Die Lage der Pressefreiheit in der Türkei ist schlecht. Eine Kampagne ruft nun weltweit dazu auf, ein Abo für verbliebene unabhängige Zeitungen abzuschließen. Die Initiatoren möchten türkische Journalisten unterstützen.

https://p.dw.com/p/2z46B
Symbolbild Pressefreiheit in der Türkei
Bild: picture-alliance/Zumapress

Das "International Press Institute" (IPI) ist die weltweit älteste Organisation zur Stärkung der Pressefreiheit. Befragt nach der Situation der Pressefreiheit in der Türkei nimmt die Geschäftsführerin, Barbara Trifoni, kein Blatt vor den Mund: "Der unabhängige Journalismus in der Türkei kämpft ums Überleben". Trifoni und ihre Kollegen wollen der Not vieler ihrer türkischen Kollegen nicht mehr tatenlos zusehen.

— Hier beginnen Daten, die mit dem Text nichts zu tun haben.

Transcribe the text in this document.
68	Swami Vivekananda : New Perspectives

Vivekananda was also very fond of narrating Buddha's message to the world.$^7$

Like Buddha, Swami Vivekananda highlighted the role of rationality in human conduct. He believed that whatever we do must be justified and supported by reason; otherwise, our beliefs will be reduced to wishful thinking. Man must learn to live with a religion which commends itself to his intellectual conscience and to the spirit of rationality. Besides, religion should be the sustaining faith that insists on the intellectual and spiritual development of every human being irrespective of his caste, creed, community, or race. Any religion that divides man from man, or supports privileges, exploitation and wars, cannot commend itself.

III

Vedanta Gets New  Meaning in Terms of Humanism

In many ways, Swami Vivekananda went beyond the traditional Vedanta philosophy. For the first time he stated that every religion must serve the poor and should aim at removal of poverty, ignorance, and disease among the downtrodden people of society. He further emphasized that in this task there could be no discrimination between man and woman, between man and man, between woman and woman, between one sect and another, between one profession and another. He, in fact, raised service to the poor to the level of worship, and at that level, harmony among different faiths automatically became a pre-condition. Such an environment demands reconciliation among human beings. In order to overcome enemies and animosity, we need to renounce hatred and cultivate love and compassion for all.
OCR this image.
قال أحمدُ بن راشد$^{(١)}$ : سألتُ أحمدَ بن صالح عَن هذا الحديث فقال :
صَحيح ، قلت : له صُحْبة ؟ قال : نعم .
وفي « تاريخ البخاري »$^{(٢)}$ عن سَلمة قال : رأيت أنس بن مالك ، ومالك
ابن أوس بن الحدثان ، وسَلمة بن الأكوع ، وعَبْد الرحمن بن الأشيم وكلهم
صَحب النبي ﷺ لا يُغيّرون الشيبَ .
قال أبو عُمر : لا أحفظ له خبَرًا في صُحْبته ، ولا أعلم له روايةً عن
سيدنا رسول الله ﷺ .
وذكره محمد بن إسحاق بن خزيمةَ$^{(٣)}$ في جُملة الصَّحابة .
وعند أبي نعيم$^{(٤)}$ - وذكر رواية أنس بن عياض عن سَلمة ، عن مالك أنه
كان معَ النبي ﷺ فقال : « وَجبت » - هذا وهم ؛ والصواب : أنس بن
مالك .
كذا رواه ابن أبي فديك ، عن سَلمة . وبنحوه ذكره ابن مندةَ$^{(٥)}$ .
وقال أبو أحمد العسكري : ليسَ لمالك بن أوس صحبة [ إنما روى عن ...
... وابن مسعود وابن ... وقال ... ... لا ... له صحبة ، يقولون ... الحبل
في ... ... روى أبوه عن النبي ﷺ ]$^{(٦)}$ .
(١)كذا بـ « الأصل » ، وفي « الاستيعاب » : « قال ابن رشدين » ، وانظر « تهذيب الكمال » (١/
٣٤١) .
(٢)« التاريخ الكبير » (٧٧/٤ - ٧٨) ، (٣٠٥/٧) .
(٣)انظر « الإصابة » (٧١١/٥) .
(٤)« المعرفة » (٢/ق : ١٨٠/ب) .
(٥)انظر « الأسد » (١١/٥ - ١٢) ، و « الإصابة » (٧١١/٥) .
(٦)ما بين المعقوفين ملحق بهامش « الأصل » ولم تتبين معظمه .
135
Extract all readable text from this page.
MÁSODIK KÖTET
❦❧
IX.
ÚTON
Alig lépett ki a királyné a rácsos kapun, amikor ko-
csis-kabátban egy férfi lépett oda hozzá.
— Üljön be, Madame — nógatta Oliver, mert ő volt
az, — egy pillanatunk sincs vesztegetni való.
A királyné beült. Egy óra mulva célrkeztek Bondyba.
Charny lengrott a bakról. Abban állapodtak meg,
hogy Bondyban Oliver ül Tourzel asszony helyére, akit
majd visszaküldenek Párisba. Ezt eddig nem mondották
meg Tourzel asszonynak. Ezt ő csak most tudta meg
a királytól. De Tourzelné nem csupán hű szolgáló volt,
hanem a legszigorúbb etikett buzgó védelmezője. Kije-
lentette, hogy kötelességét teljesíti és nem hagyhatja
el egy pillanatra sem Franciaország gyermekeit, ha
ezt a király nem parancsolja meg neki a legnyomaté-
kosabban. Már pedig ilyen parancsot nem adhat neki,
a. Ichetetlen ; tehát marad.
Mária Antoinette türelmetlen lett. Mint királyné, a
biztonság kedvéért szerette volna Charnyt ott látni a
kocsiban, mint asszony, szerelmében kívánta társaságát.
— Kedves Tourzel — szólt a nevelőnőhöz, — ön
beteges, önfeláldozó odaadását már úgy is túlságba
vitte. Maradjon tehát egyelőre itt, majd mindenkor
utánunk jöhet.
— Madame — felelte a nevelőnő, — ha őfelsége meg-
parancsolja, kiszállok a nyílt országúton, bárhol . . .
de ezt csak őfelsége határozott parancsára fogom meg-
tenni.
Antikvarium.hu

Zusammen mit einer ganzen Reihe von Organisationen, die sich für Meinungsfreiheit einsetzen, hat das IPI nun die "I Subscribe"- Kampagne (dt.: "Ich abonniere") ins Leben gerufen. Die Kampagne möchte mit Hilfe einer Online-Initiative Leser weltweit dazu bringen, ein Abo für eine der wenigen verbliebenen unabhängigen türkischen Zeitschriften abzuschließen. Ein paar Klicks auf der eigens eingerichteten Homepage reichen dafür aus.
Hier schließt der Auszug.